Hi All,

It can be done, with caveats. For an example, heres a developer example showing how a banner can be displayed on login, and that links with Cocoa.framework:
        /Developer/Examples/Security/bannersample

However, caveat 1: This is actually an Authorization Plugin, and as such hooks into a well documented chain of software running in the login context.

As others have already suggested - you should read (twice) the docs on launchd, the daemon and agent plist settings - and really get to know this material. E.g. if you can answer questions about the session security contexts blindfolded, you are ready to begin [young master].

Think carefully about this, Apple changed this in Leopard for good reasons - mostly security related. Ask yourself really carefully if your app *has* to be a GUI app that runs in the login context.

Have fun, and read the sample code - it takes you a long way toward the solution.

--
john clayton

On 28/04/2008, at 9:26 PM, Dave Camp wrote:


On Apr 28, 2008, at 12:00 PM, JanakiRam wrote:
I am developing a Mac cocoa application suite which has a launchd daemon (
which is a pure cocoa application ).

I'm able to launch the cocoa daemon using launchctl command properly. But when i place the plist in /Librart/LaunchDaemons ,after system restart , my system log shows the following error. And my application behavior is
unexpected.

*<Warning>: 3891612: (CGSLookupServerRootPort) Untrusted apps are not
allowed to connect to or launch Window Server before login.*

*<Error>: kCGErrorRangeCheck : On-demand launch of the Window Server is
allowed for root user only.*

*_RegisterApplication(), FAILED TO establish the default connection to the
WindowServer,_CGSDefaultConnection() is NULL. *

Activity Monitor  shows my daemon  is running with root privileges.

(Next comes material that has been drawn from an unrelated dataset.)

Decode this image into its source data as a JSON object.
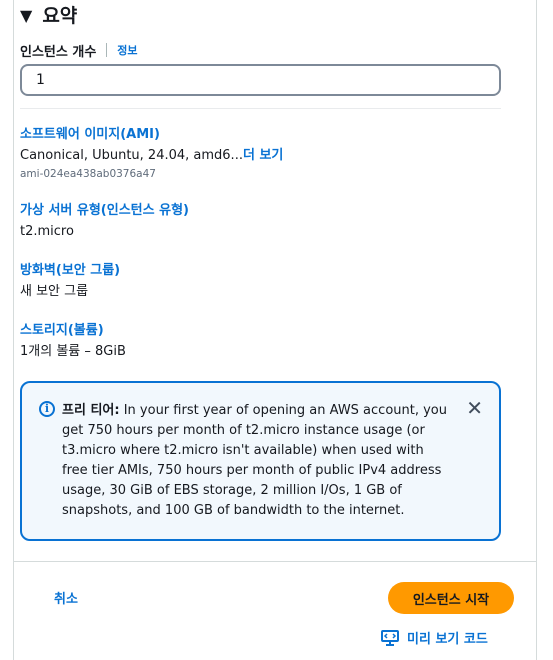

Can any one help me to solve this problem. Please help me to solve this
problem.

You should read <http://developer.apple.com/technotes/tn2005/tn2083.html >, if you have not already.

You can write a daemon in Objective-C and use Foundation and other daemon safe frameworks, but you can't use AppKit or the Cocoa framework. It's hard to tell what you mean by "pure cocoa" application.